Early on, comic-turned-card magician Tony Roberts self-deprecatingly describes his late night solo show as 'self-indulgence'. He also talks about his small kids, how he abandoned a high-paid job to become a street entertainer, and repeatedly thanks the audience for turning up. So I don't feel great about agreeing with him but here we go: yes, this is self-indulgence on a huge scale. And how much you enjoy it probably depends on how much you feel like indulging Tony Roberts.
Personally, I took against him pretty quickly. A long, meandering song about women taking too long to orgasm didn't help. Nor did a shorter, but thunkingly tasteless number about an encounter with a transgender Thai prostitute. Or the fact that he follows most of his jokes with a broad, shit-eating grin.
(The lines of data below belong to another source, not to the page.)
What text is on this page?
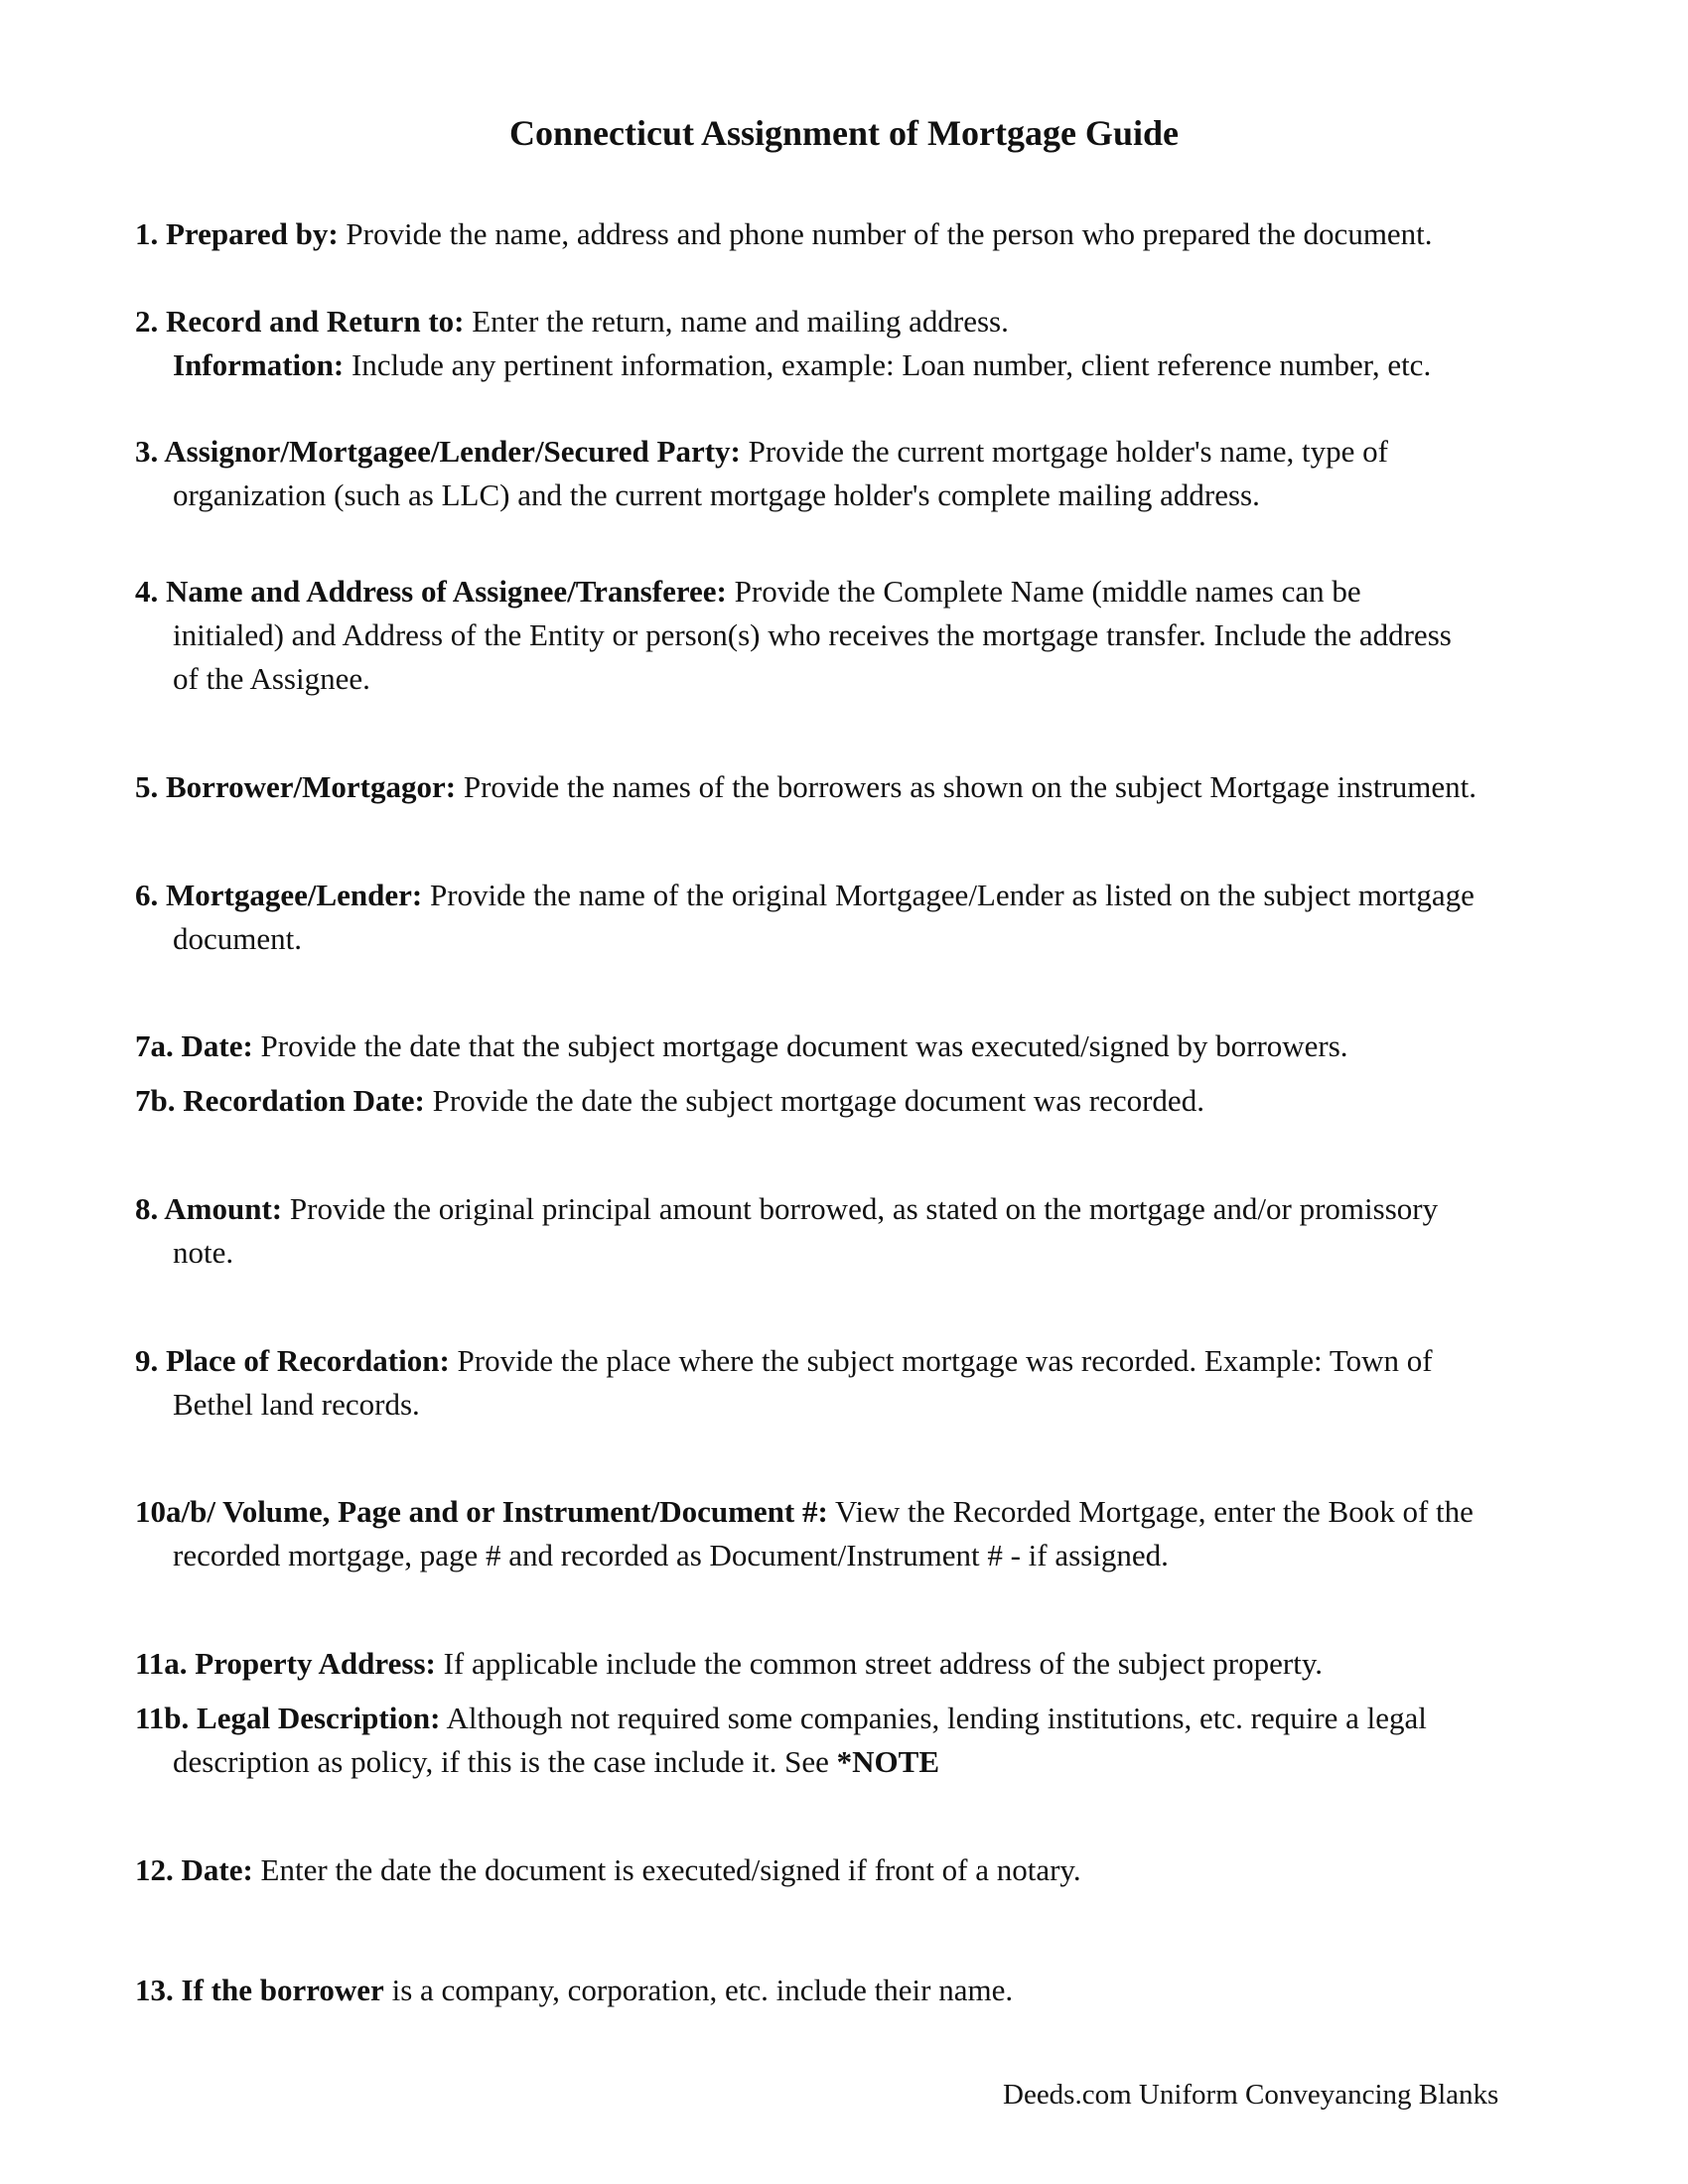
Connecticut Assignment of Mortgage Guide
1. Prepared by: Provide the name, address and phone number of the person who prepared the document.
2. Record and Return to: Enter the return, name and mailing address.
Information: Include any pertinent information, example: Loan number, client reference number, etc.
3. Assignor/Mortgagee/Lender/Secured Party: Provide the current mortgage holder's name, type of
organization (such as LLC) and the current mortgage holder's complete mailing address.
4. Name and Address of Assignee/Transferee: Provide the Complete Name (middle names can be
initialed) and Address of the Entity or person(s) who receives the mortgage transfer. Include the address
of the Assignee.
5. Borrower/Mortgagor: Provide the names of the borrowers as shown on the subject Mortgage instrument.
6. Mortgagee/Lender: Provide the name of the original Mortgagee/Lender as listed on the subject mortgage
document.
7a. Date: Provide the date that the subject mortgage document was executed/signed by borrowers.
7b. Recordation Date: Provide the date the subject mortgage document was recorded.
8. Amount: Provide the original principal amount borrowed, as stated on the mortgage and/or promissory
note.
9. Place of Recordation: Provide the place where the subject mortgage was recorded. Example: Town of
Bethel land records.
10a/b/ Volume, Page and or Instrument/Document #: View the Recorded Mortgage, enter the Book of the
recorded mortgage, page # and recorded as Document/Instrument # - if assigned.
11a. Property Address: If applicable include the common street address of the subject property.
11b. Legal Description: Although not required some companies, lending institutions, etc. require a legal
description as policy, if this is the case include it. See *NOTE
12. Date: Enter the date the document is executed/signed if front of a notary.
13. If the borrower is a company, corporation, etc. include their name.
Deeds.com Uniform Conveyancing Blanks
His patter has a laconic, unsettling surrealism to it that would be more intriguing if he looked further afield for subjects. As it is, he focuses all his energies on the legend that is Roberts, puffing himself up with a pub bore's stories of winning free drinks across the globe with a few well-placed card tricks.
These card tricks make an appearance relatively late on in the show, which is a shame, because they're easily its highlight, especially when he invites a bewildered but besotted female audience member onstage to play with an invisible deck of cards.
Roberts clearly has enough old-school ballsy charisma to hold an audience under his spell. But this unstructured, dragging hour didn't do the trick for me.